By Jason Aaron, Russell Dauterman & Matthew Wilson
Throughout his acclaimed run on Thor, Jason Aaron has tackled many of the character’s most iconic friends, foes and whatever Odin happens to be this week. For much of the time, however, the Thunder God’s most devious antagonist (and most vexing sibling ever) remained off the table. When God of Thunder launched Loki was still Kid Loki, preparing to assemble his band of Young Avengers. Once Kieron Gillen’s time with the character wrapped, the freshly minted Young Man Loki came under the pen of Al Ewing. Ewing added his own wrinkle to the ongoing saga of a god trying his hardest to supplant the reputation of his former self. In a witty bit of meta, Ewing concluded his run with Loki deciding to pass on the whole Secret Wars commotion. Instead, he elects to “skip ahead a bit. See what comes after.” Loki’s Last Days ended with the God of Lies (or was it merely Mischief now?) stepping through a hole in the void. What came next? What had he learned from his time as an Agent of Asgard? Would he remain more or less benign when the Marvel Universe breathed anew? It was a fittingly ambiguous grace note to this chapter in the character’s story.
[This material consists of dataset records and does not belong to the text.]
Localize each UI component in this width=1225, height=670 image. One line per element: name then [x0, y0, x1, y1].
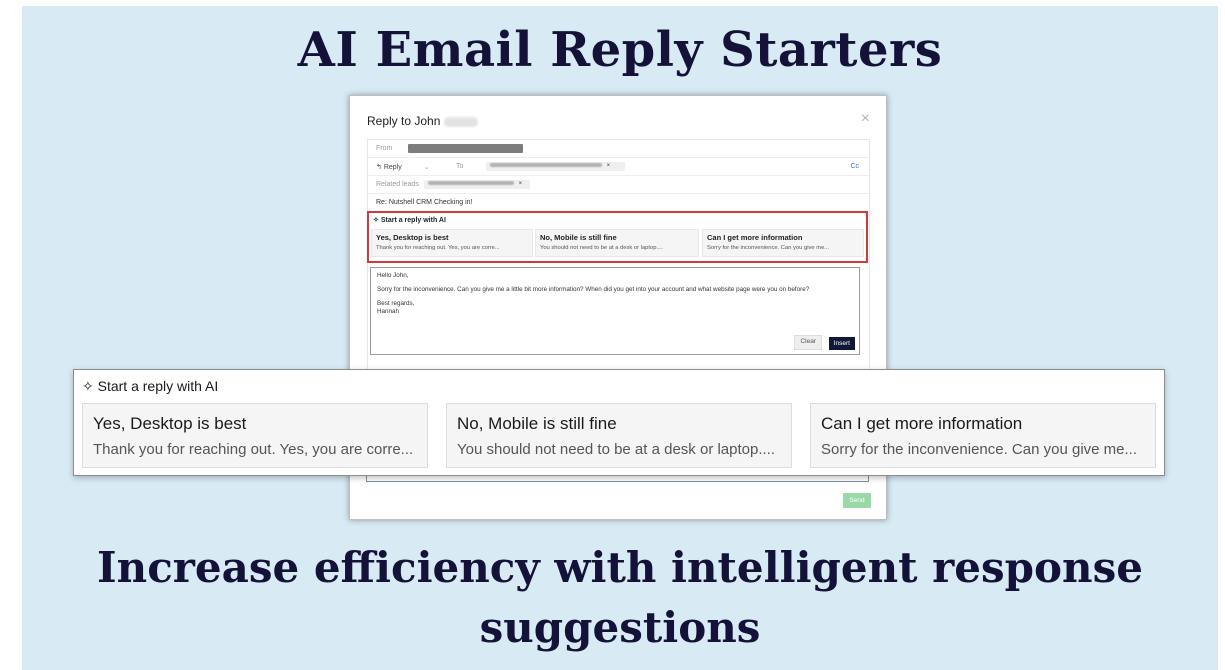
cc-link[interactable]: Cc [850, 163, 859, 170]
modal-title-text: Reply to John [367, 114, 441, 128]
zoom-suggestion-snippet: Sorry for the inconvenience. Can you giv… [821, 441, 1137, 458]
zoom-ai-header-text: Start a reply with AI [97, 378, 219, 394]
ai-suggestions-box: ✧ Start a reply with AI Yes, Desktop is … [367, 211, 868, 263]
to-row: ↰ Reply ⌄ To × Cc [368, 158, 869, 176]
to-label: To [456, 163, 464, 170]
reply-arrow-icon: ↰ [376, 164, 382, 171]
zoom-suggestion-title: No, Mobile is still fine [457, 414, 617, 433]
related-leads-label: Related leads [376, 181, 419, 188]
suggestion-card[interactable]: Can I get more information Sorry for the… [702, 229, 864, 257]
send-button[interactable]: Send [843, 493, 871, 508]
redacted-name [443, 116, 478, 127]
body-greeting: Hello John, [377, 272, 409, 279]
lead-chip[interactable]: × [424, 180, 530, 189]
from-address-redacted[interactable] [408, 144, 523, 153]
suggestion-title: Yes, Desktop is best [376, 233, 449, 242]
subject-row[interactable]: Re: Nutshell CRM Checking in! [368, 194, 869, 212]
to-chip[interactable]: × [486, 162, 625, 171]
chip-remove-icon[interactable]: × [519, 181, 523, 187]
suggestion-snippet: Sorry for the inconvenience. Can you giv… [707, 245, 830, 251]
subject-text: Re: Nutshell CRM Checking in! [376, 199, 473, 206]
modal-title: Reply to John [367, 114, 478, 128]
headline-bottom: Increase efficiency with intelligent res… [97, 543, 1143, 652]
from-row: From [368, 140, 869, 158]
related-leads-row: Related leads × [368, 176, 869, 194]
ai-header: ✧ Start a reply with AI [373, 216, 446, 224]
from-label: From [376, 145, 393, 152]
insert-button[interactable]: Insert [828, 337, 855, 350]
suggestion-card[interactable]: No, Mobile is still fine You should not … [535, 229, 699, 257]
reply-mode-label: Reply [383, 164, 402, 171]
suggestion-title: Can I get more information [707, 233, 803, 242]
suggestion-snippet: Thank you for reaching out. Yes, you are… [376, 245, 500, 251]
reply-mode-select[interactable]: ↰ Reply ⌄ [376, 163, 430, 171]
zoom-ai-header: ✧ Start a reply with AI [82, 378, 218, 395]
suggestion-card[interactable]: Yes, Desktop is best Thank you for reach… [371, 229, 533, 257]
zoom-suggestion-title: Yes, Desktop is best [93, 414, 247, 433]
chip-remove-icon[interactable]: × [607, 163, 611, 169]
sparkle-icon: ✧ [373, 217, 379, 224]
zoom-suggestion-card[interactable]: Yes, Desktop is best Thank you for reach… [82, 403, 428, 468]
clear-button[interactable]: Clear [794, 335, 822, 350]
zoom-suggestion-title: Can I get more information [821, 414, 1023, 433]
headline-top: AI Email Reply Starters [297, 22, 943, 78]
body-paragraph: Sorry for the inconvenience. Can you giv… [377, 286, 810, 293]
body-signature: Hannah [377, 308, 400, 315]
ai-header-text: Start a reply with AI [380, 217, 446, 224]
sparkle-icon: ✧ [82, 378, 94, 394]
zoom-suggestion-snippet: You should not need to be at a desk or l… [457, 441, 776, 458]
chevron-down-icon: ⌄ [423, 164, 430, 171]
close-icon[interactable]: × [861, 110, 870, 128]
zoom-suggestion-snippet: Thank you for reaching out. Yes, you are… [93, 441, 414, 458]
zoomed-ai-suggestions: ✧ Start a reply with AI Yes, Desktop is … [73, 369, 1165, 476]
reply-body-editor[interactable]: Hello John, Sorry for the inconvenience.… [370, 267, 860, 355]
zoom-suggestion-card[interactable]: No, Mobile is still fine You should not … [446, 403, 792, 468]
lead-name-redacted [428, 181, 514, 186]
zoom-frame-edge [366, 476, 869, 482]
zoom-suggestion-card[interactable]: Can I get more information Sorry for the… [810, 403, 1156, 468]
body-closing: Best regards, [377, 300, 415, 307]
to-address-redacted [490, 163, 602, 168]
suggestion-snippet: You should not need to be at a desk or l… [540, 245, 663, 251]
suggestion-title: No, Mobile is still fine [540, 233, 617, 242]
Hence, when Loki popped up in the pages of Aaron’s Thor for the first time a couple months ago, declaring that “It’s good to be evil again” readers were unsure how much to believe him. Would the God of Lies fib about being bad or was he telling the truth about his untrustworthiness? Striking a balance when writing this type of slippery character is not easy, yet Aaron does it winningly. #2’s initial glimpse of how he would handle Loki was great and it only gets better in #3 as Loki and Thor face off again for the first time.
#3 is centered on the first encounter between Loki and Jane Foster’s Thor. Jane has a bit of history with Loki, none of it pleasant and knows the last thing any intelligent being does is listen to what he has to say. So, she comes out swinging, instigating a free for all with not only the current Loki, but conjuring’s of various forms he has assumed over the years. Aaron lends this element of the story a playful spirit which is well suited to the Asgardian trickster. The various Lokis banter with each other, quibbling over the best method to proceed. When the current Loki protests that “you’re all in my head!” Kid Loki immediately rejoins “Not me. I’m dead remember?” (Yeah, missed you too Kid). Mixed in with this humor is plenty of dynamic action, especially once Lady Loki takes on Thor, woman to woman. These two elements are knitted together in Thor’s initial decapitating strike which Russell Dauterman illustrates with a macabre glee.
One of the features that makes this confrontation so compelling is how Aaron never loses the thread of character. The Loki’s each have their own voice and sense of self, reflecting their moments in his evolution. Rising above each of these is the current Loki. Aaron skillfully writes Loki so that the reader is never entirely sure how much to trust him, if at all. Aaron riffs on the work of Gillen and Ewing by having Loki continue to express his desire to toss out the old tired stories and write something new and unpredictable. There is also a melancholy air about him, fitting for his (pose of?) earnestness. At the same time, Loki is openly allied with the Dark Elf Malekith, admitting that all of this chaos was merely a distraction from a more dire threat. Has Loki grown so jaded that he is now suicidal? Does he trust in his sibling to save the day (and his own neck along with it)? Or is there something even more complicated at play? Aaron keeps all of these possibilities in the reader’s mind, while also proving yet again that Jane Foster is a heroine worthy to wield Mjolnir.
All of this is stunningly rendered by Dauterman. Somehow the artist continues to outdo himself with each new issue. The battle scenes come alive with an insane energy which conveys the magical confusion of the sequence. His detailed pages brings out both the slapstick and the excitement of Aaron’s script. His design work for the various faces of Loki is impressive as well (good to see you again Cat Thor Loki). Most importantly, his facial expressions convey a wide range of personality, not only across the spectrum of Lokis, but the current one in particular. One of the reasons that Aaron’s words are able to remain as open-ended as they are is that their spirit is matched by the art. When Loki muses that there are even graver threats ahead, he speaks with an expression open to multiple readings.
As mentioned above, the overarching theme of Loki the last several years has been one of rebirth. First Gillen, then Ewing depicted a god striving to be other than what he had been, a process growing out of Loki’s desire to be less predictable. Regardless of how tangled his machinations, everyone knew how they ended: betrayal, followed by a hammer in the gut. And what fun is a predictable trickster god? In The Mighty Thor, Aaron and Dauterman honor that past work, while never losing their own voice. As a result they have given the God of Lies what he most truly wanted: a fresh story which feels entirely unpredictable. It is also simply a delight to read.